Au regard de cette évolution de la discipline, l'économie postmoderne ne se caractérise pas par les
solutions qu'elle propose mais plutôt par une manière de justifier l’absence de hiérarchie entre les
solutions variées existantes. L'économie postmoderne s'apparente ainsi surtout à un positionnement
méthodologique renvoyant à un espace conversationnel favorisant la diversité théorique au sein de la
discipline – et comme tout discours sur les jeux de langage est, lui aussi, un jeu de langage, cette
caractérisation de l'économie postmoderne s’apparente à une réflexion parmi d'autres au sein de la
science économique contemporaine. Ainsi, aucune réponse théorique ne peut, à elle seule, résumer
l'économie postmoderne – cependant, c'est l'accumulation des réponses théoriques (et l'abolition des
frontières disciplinaires) qui caractérise l'avènement d'une économie postmoderne. Quant à la question
du critère de démarcation permettant de justifier ou fonder le statut scientifique de la science
économique, elle apparaît vide de sens.

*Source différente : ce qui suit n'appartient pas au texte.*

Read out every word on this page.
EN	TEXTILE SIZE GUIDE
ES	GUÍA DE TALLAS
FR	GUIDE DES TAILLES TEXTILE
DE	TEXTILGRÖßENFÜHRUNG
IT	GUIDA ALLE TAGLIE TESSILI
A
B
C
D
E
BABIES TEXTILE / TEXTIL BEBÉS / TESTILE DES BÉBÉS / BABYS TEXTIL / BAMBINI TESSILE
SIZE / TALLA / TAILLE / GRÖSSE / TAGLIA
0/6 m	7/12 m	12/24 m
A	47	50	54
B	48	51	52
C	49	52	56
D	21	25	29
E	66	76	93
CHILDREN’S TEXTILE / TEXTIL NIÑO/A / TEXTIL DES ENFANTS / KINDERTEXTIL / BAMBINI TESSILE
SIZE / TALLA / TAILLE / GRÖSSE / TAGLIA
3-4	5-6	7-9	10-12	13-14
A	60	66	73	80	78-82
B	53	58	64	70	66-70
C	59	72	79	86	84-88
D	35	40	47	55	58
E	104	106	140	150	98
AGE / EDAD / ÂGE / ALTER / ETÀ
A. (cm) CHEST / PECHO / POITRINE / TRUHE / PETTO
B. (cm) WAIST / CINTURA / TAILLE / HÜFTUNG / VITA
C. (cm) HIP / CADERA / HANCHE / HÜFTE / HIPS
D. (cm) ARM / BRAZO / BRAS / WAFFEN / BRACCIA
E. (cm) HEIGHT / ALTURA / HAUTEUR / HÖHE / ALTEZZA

En effet, au sein d’une économie postmoderne, la justification
de l’usage de l’un ou l’autre jeu de langage est une affaire de rhétorique et de situation.
Notre caractérisation de la science économique s’inscrit en droite ligne avec ce que certains
épistémologues appellent l’anarchisme méthodologique ou encore la doctrine minimaliste du « tout est
bon ». Ainsi, la fragmentation de la science économique est telle que cette discipline s’apparente
aujourd’hui à champ de recherche ouvert (i.e sans frontière méthodologique stricte) à l’intérieur
duquel un courant ne peut plus dominer les autres formes de pensée en s'imposant par de fausses
évidences. La science économique s’apparente actuellement à un espace conversationnel fondé sur la
libre adhésion aux idées et aux méthodes. Ce refus des différences hiérarchisante conjugué à une prise
de distance par rapport au concept de rationalité parfaite caractérise une évolution postmoderne de la
théorie économique.
IV. Conclusion
La double évolution (technologique et épistémologique) de la sphère économique mise en avant dans
ce papier témoigne d’une certaine évolution postmoderne de l’économie. On retrouve d’ailleurs dans
cette évolution les principales caractéristiques du postmodernisme soulignées par Hottois (1998,
p.444), à savoir, l’hyperculturalisme théorique (valorisation de la différence théorique), le refus des
différences hiérarchisantes, l'abandon des grands récits de légitimation (le principe de rationalité
parfaite ne prévaut plus) et l'importance du consensus théorique – L’économie postmoderne ne
propose aucune solution spécifique mais plutôt une posture épistémologique favorable à la diversité
des solutions. Dans cette perspective, la science économique s’apparente peu à peu un espace
conversationnel théorique fondé sur la libre adhésion aux idées et aux méthodes.